We know that when we fill water in the left limb up to the brim, there will be a fall in mercury in that limb. Let them fall in mercury in the left limb be given by x, then the rise in mercury in the right limb will be also x as U tube has identical limbs.

Let us consider two points A and B, in the left limb up to the level of point A, water is filled.
We know from Pascal’s law that the pressure at the same height in a liquid is the same.

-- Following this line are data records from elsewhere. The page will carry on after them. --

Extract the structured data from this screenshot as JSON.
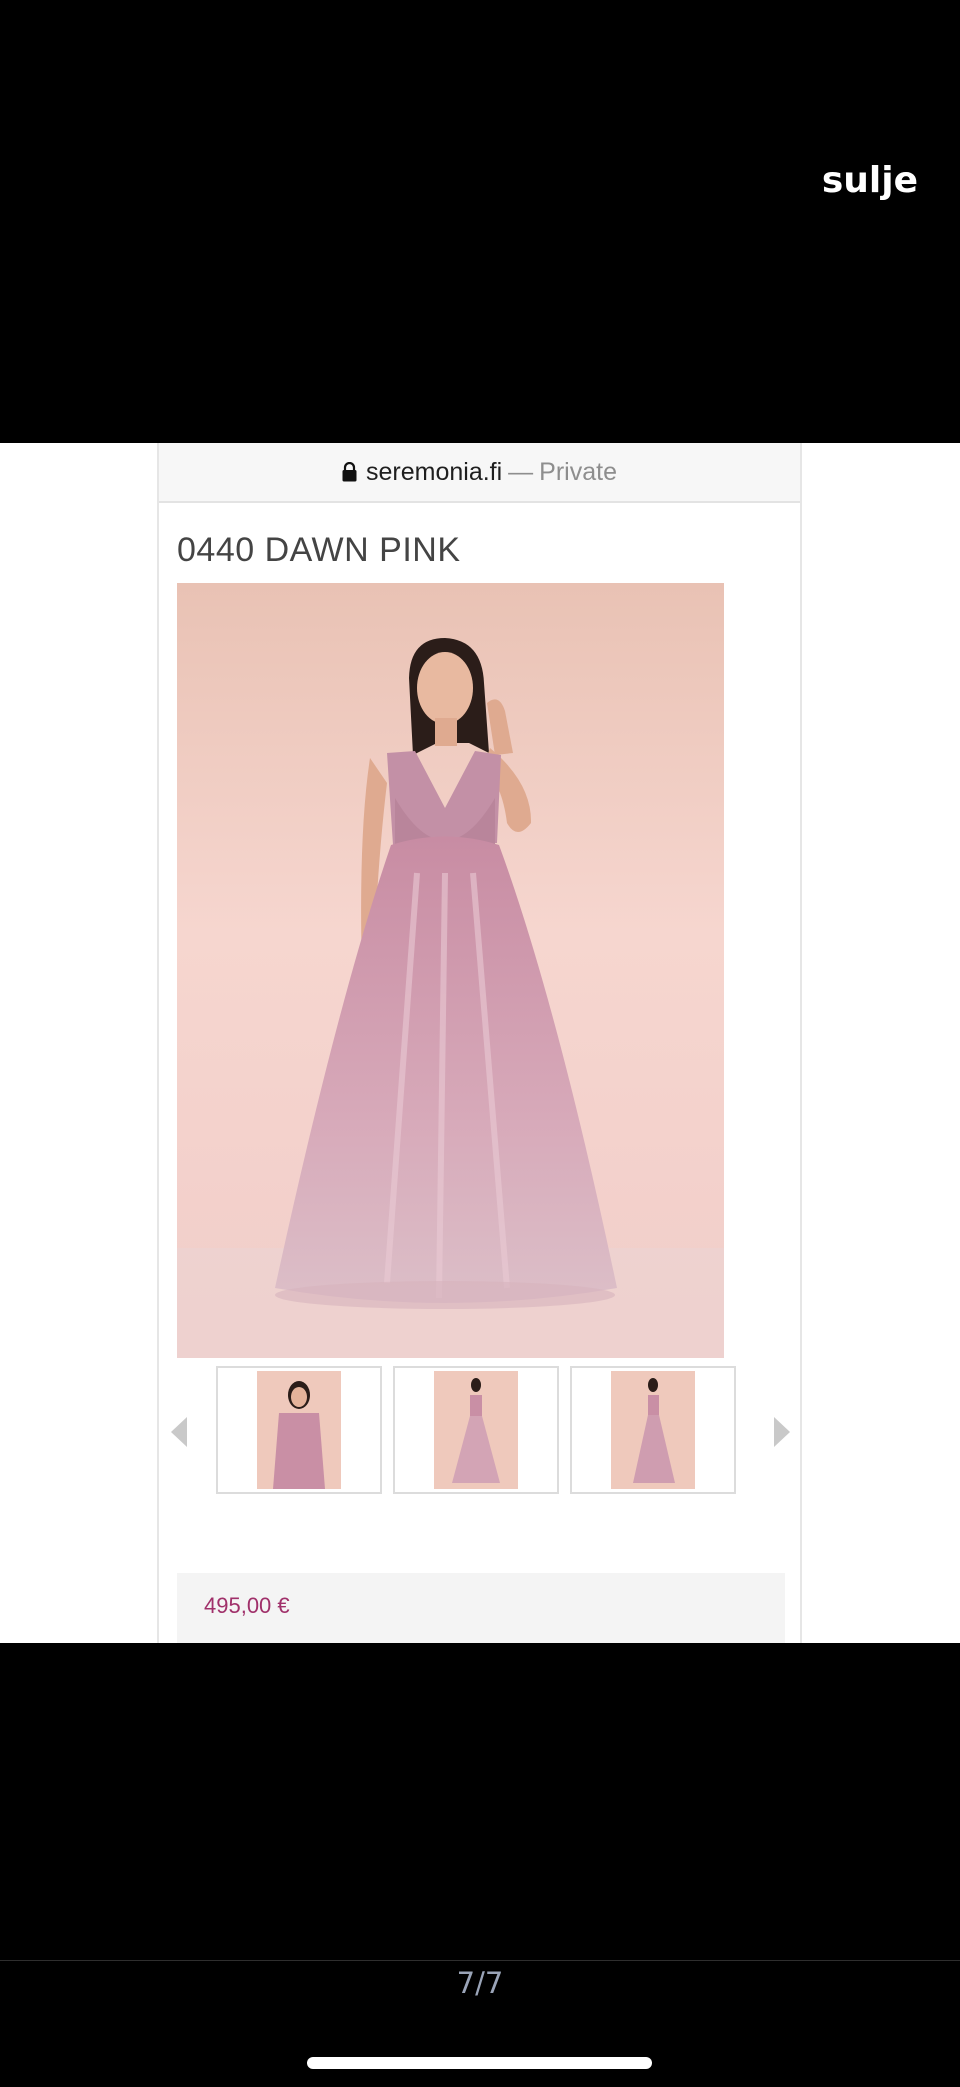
{
  "viewer": {
    "close_label": "sulje",
    "page_counter": "7/7"
  },
  "browser": {
    "domain": "seremonia.fi",
    "separator": "—",
    "mode": "Private",
    "lock_icon": "lock-icon"
  },
  "product": {
    "title": "0440 DAWN PINK",
    "price": "495,00 €",
    "thumbnails": [
      {
        "name": "front-closeup"
      },
      {
        "name": "front-full"
      },
      {
        "name": "side-full"
      }
    ]
  },
  "colors": {
    "price": "#a0306a",
    "photo_background": "#f3d2cb",
    "dress": "#c991a6"
  }
}
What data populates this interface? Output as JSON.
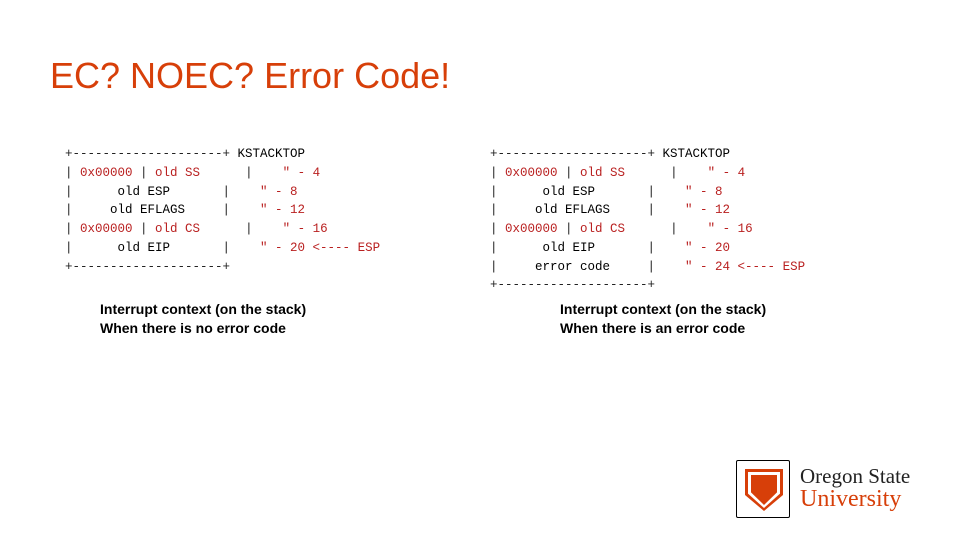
{
  "title": "EC? NOEC? Error Code!",
  "left_diagram": {
    "kstacktop": "KSTACKTOP",
    "rows": [
      {
        "col0": "0x00000",
        "col1": "old SS",
        "off": "\" - 4"
      },
      {
        "col0": "",
        "col1": "old ESP",
        "off": "\" - 8"
      },
      {
        "col0": "",
        "col1": "old EFLAGS",
        "off": "\" - 12"
      },
      {
        "col0": "0x00000",
        "col1": "old CS",
        "off": "\" - 16"
      },
      {
        "col0": "",
        "col1": "old EIP",
        "off": "\" - 20 <---- ESP"
      }
    ]
  },
  "right_diagram": {
    "kstacktop": "KSTACKTOP",
    "rows": [
      {
        "col0": "0x00000",
        "col1": "old SS",
        "off": "\" - 4"
      },
      {
        "col0": "",
        "col1": "old ESP",
        "off": "\" - 8"
      },
      {
        "col0": "",
        "col1": "old EFLAGS",
        "off": "\" - 12"
      },
      {
        "col0": "0x00000",
        "col1": "old CS",
        "off": "\" - 16"
      },
      {
        "col0": "",
        "col1": "old EIP",
        "off": "\" - 20"
      },
      {
        "col0": "",
        "col1": "error code",
        "off": "\" - 24 <---- ESP"
      }
    ]
  },
  "caption_left": {
    "line1": "Interrupt context (on the stack)",
    "line2": "When there is no error code"
  },
  "caption_right": {
    "line1": "Interrupt context (on the stack)",
    "line2": "When there is an error code"
  },
  "logo": {
    "line1": "Oregon State",
    "line2": "University"
  },
  "colors": {
    "accent": "#d73f09",
    "red_value": "#b92020"
  }
}
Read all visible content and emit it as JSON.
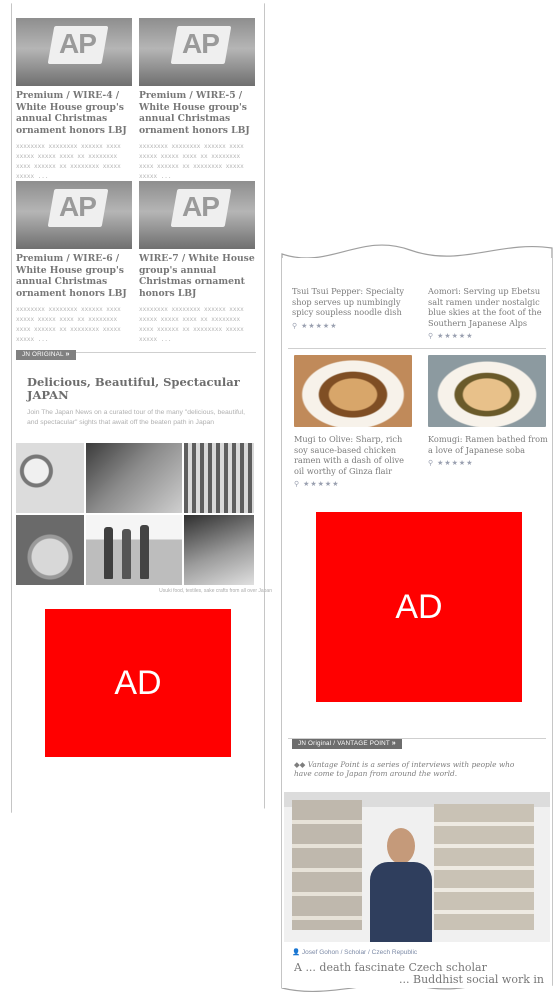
{
  "left_column": {
    "cards": [
      {
        "logo": "AP",
        "title": "Premium / WIRE-4 / White House group's annual Christmas ornament honors LBJ",
        "snippet": "xxxxxxxx xxxxxxxx xxxxxx xxxx xxxxx xxxxx xxxx xx xxxxxxxx xxxx xxxxxx xx xxxxxxxx xxxxx xxxxx ..."
      },
      {
        "logo": "AP",
        "title": "Premium / WIRE-5 / White House group's annual Christmas ornament honors LBJ",
        "snippet": "xxxxxxxx xxxxxxxx xxxxxx xxxx xxxxx xxxxx xxxx xx xxxxxxxx xxxx xxxxxx xx xxxxxxxx xxxxx xxxxx ..."
      },
      {
        "logo": "AP",
        "title": "Premium / WIRE-6 / White House group's annual Christmas ornament honors LBJ",
        "snippet": "xxxxxxxx xxxxxxxx xxxxxx xxxx xxxxx xxxxx xxxx xx xxxxxxxx xxxx xxxxxx xx xxxxxxxx xxxxx xxxxx ..."
      },
      {
        "logo": "AP",
        "title": "WIRE-7 / White House group's annual Christmas ornament honors LBJ",
        "snippet": "xxxxxxxx xxxxxxxx xxxxxx xxxx xxxxx xxxxx xxxx xx xxxxxxxx xxxx xxxxxx xx xxxxxxxx xxxxx xxxxx ..."
      }
    ],
    "section_chip": "JN ORIGINAL",
    "section_title": "Delicious, Beautiful, Spectacular JAPAN",
    "section_text": "Join The Japan News on a curated tour of the many \"delicious, beautiful, and spectacular\" sights that await off the beaten path in Japan",
    "grid_caption": "Usuki food, textiles, sake crafts from all over Japan",
    "ad_label": "AD"
  },
  "right_column": {
    "top_items": [
      {
        "title": "Tsui Tsui Pepper: Specialty shop serves up numbingly spicy soupless noodle dish",
        "stars": "★★★★★"
      },
      {
        "title": "Aomori: Serving up Ebetsu salt ramen under nostalgic blue skies at the foot of the Southern Japanese Alps",
        "stars": "★★★★★"
      }
    ],
    "ramen_items": [
      {
        "title": "Mugi to Olive: Sharp, rich soy sauce-based chicken ramen with a dash of olive oil worthy of Ginza flair",
        "stars": "★★★★★"
      },
      {
        "title": "Komugi: Ramen bathed from a love of Japanese soba",
        "stars": "★★★★★"
      }
    ],
    "ad_label": "AD",
    "vantage_chip": "JN Original / VANTAGE POINT",
    "vantage_intro": "Vantage Point is a series of interviews with people who have come to Japan from around the world.",
    "byline": "Josef Gohon / Scholar / Czech Republic",
    "headline_partial_1": "A ... death fascinate Czech scholar",
    "headline_partial_2": "... Buddhist social work in"
  },
  "colors": {
    "ad": "#ff0000",
    "chip": "#808080",
    "page": "#ffffff"
  }
}
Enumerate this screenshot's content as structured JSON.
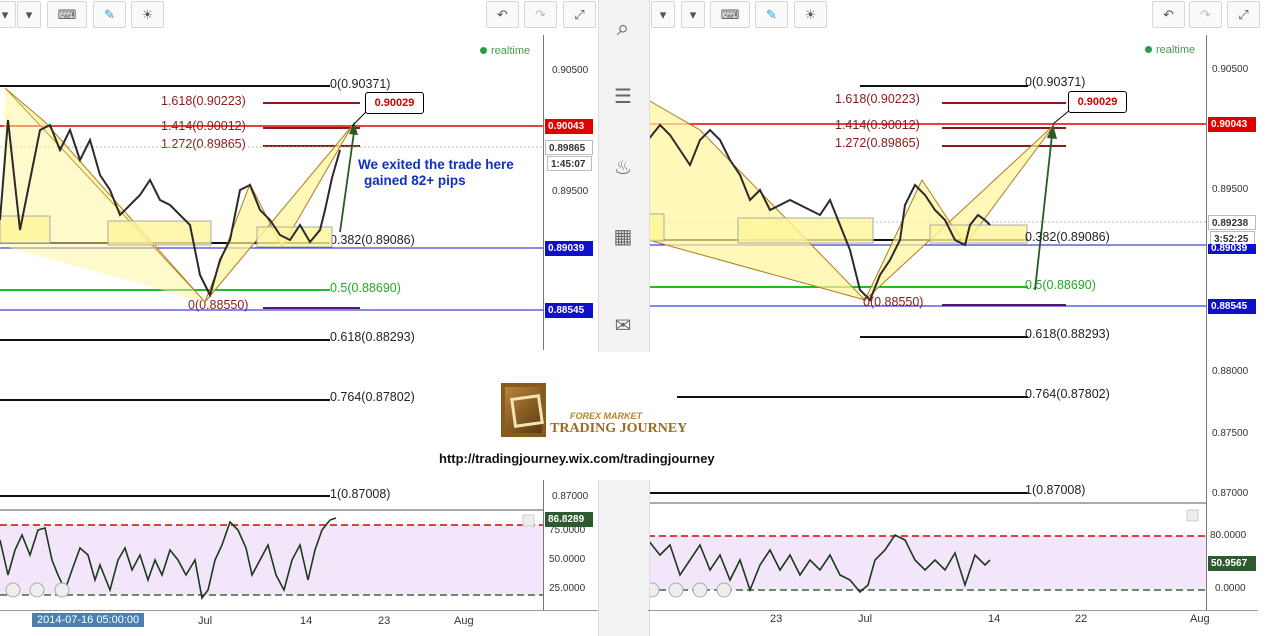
{
  "left_panel": {
    "realtime": "realtime",
    "price_axis": [
      "0.90500",
      "0.89500",
      "0.87000",
      "75.0000",
      "50.0000",
      "25.0000"
    ],
    "price_tags": {
      "red": "0.90043",
      "grey": "0.89865",
      "time": "1:45:07",
      "blue1": "0.89039",
      "blue2": "0.88545",
      "osc": "86.8289"
    },
    "fib_levels": [
      "0(0.90371)",
      "1.618(0.90223)",
      "1.414(0.90012)",
      "1.272(0.89865)",
      "0.382(0.89086)",
      "0.5(0.88690)",
      "0(0.88550)",
      "0.618(0.88293)",
      "0.764(0.87802)",
      "1(0.87008)"
    ],
    "callout": "0.90029",
    "annotation_line1": "We exited the trade here",
    "annotation_line2": "gained 82+ pips",
    "time_axis": [
      "Jul",
      "14",
      "23",
      "Aug"
    ],
    "crosshair_time": "2014-07-16 05:00:00"
  },
  "right_panel": {
    "realtime": "realtime",
    "price_axis": [
      "0.90500",
      "0.89500",
      "0.88000",
      "0.87500",
      "0.87000",
      "80.0000",
      "0.0000"
    ],
    "price_tags": {
      "red": "0.90043",
      "grey": "0.89238",
      "time": "3:52:25",
      "blue1": "0.89039",
      "blue2": "0.88545",
      "osc": "50.9567"
    },
    "fib_levels": [
      "0(0.90371)",
      "1.618(0.90223)",
      "1.414(0.90012)",
      "1.272(0.89865)",
      "0.382(0.89086)",
      "0.5(0.88690)",
      "0(0.88550)",
      "0.618(0.88293)",
      "0.764(0.87802)",
      "1(0.87008)"
    ],
    "callout": "0.90029",
    "time_axis": [
      "23",
      "Jul",
      "14",
      "22",
      "Aug"
    ]
  },
  "watermark": {
    "brand_top": "FOREX MARKET",
    "brand_main": "TRADING JOURNEY",
    "url": "http://tradingjourney.wix.com/tradingjourney"
  },
  "colors": {
    "red": "#e00000",
    "blue": "#0000cc",
    "green": "#22bb22",
    "dark_red": "#8b1a1a",
    "yellow_fill": "#fff59a",
    "osc_fill": "#f3e6fb"
  }
}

Let the pressure at point A be ${{P}_{A}}$ and that at point B be ${{P}_{B}}$. Now we have the gauge pressure which is given by,
$P-{{P}_{0}}=\rho gh$
Where ‘${{P}_{0}}$’ is the atmospheric pressure.
For point A,
${{P}_{A}}-{{P}_{0}}={{\rho }_{w}}g\left( l+x \right)$ …………………………. (1)
For point B,
${{P}_{B}}-{{P}_{0}}={{\rho }_{m}}g\left( 2x \right)$ …………………………………. (2)
But, ${{P}_{A}}={{P}_{B}}$
Equating RHS of (1) and (2),
${{\rho }_{w}}g\left( l+x \right)={{\rho }_{m}}g\left( 2x \right)$
$\Rightarrow {{\rho }_{w}}l+{{\rho }_{w}}x=2x{{\rho }_{m}}$
$\Rightarrow x\left( 2{{\rho }_{m}}-{{\rho }_{w}} \right)={{\rho }_{w}}l$
$\therefore x=\dfrac{{{\rho }_{w}}l}{2{{\rho }_{m}}-{{\rho }_{w}}}$
Therefore, we find the rise of mercury level in the right limb as,
$x=\dfrac{l{{\rho }_{w}}}{2{{\rho }_{m}}-{{\rho }_{w}}}$
Hence, option D is the correct answer.

Note: The pressure P below the surface of a liquid that is open to the atmosphere is known to be greater than the atmospheric pressure by an amount $\rho gh$. This excess pressure is called gauge pressure. Also, note that the pressure at point A on the interface of water and mercury is due to the water column of height $\left( l+x \right)$ above it and that at the other limb is due to $\left( 2x \right)$ height of mercury above it.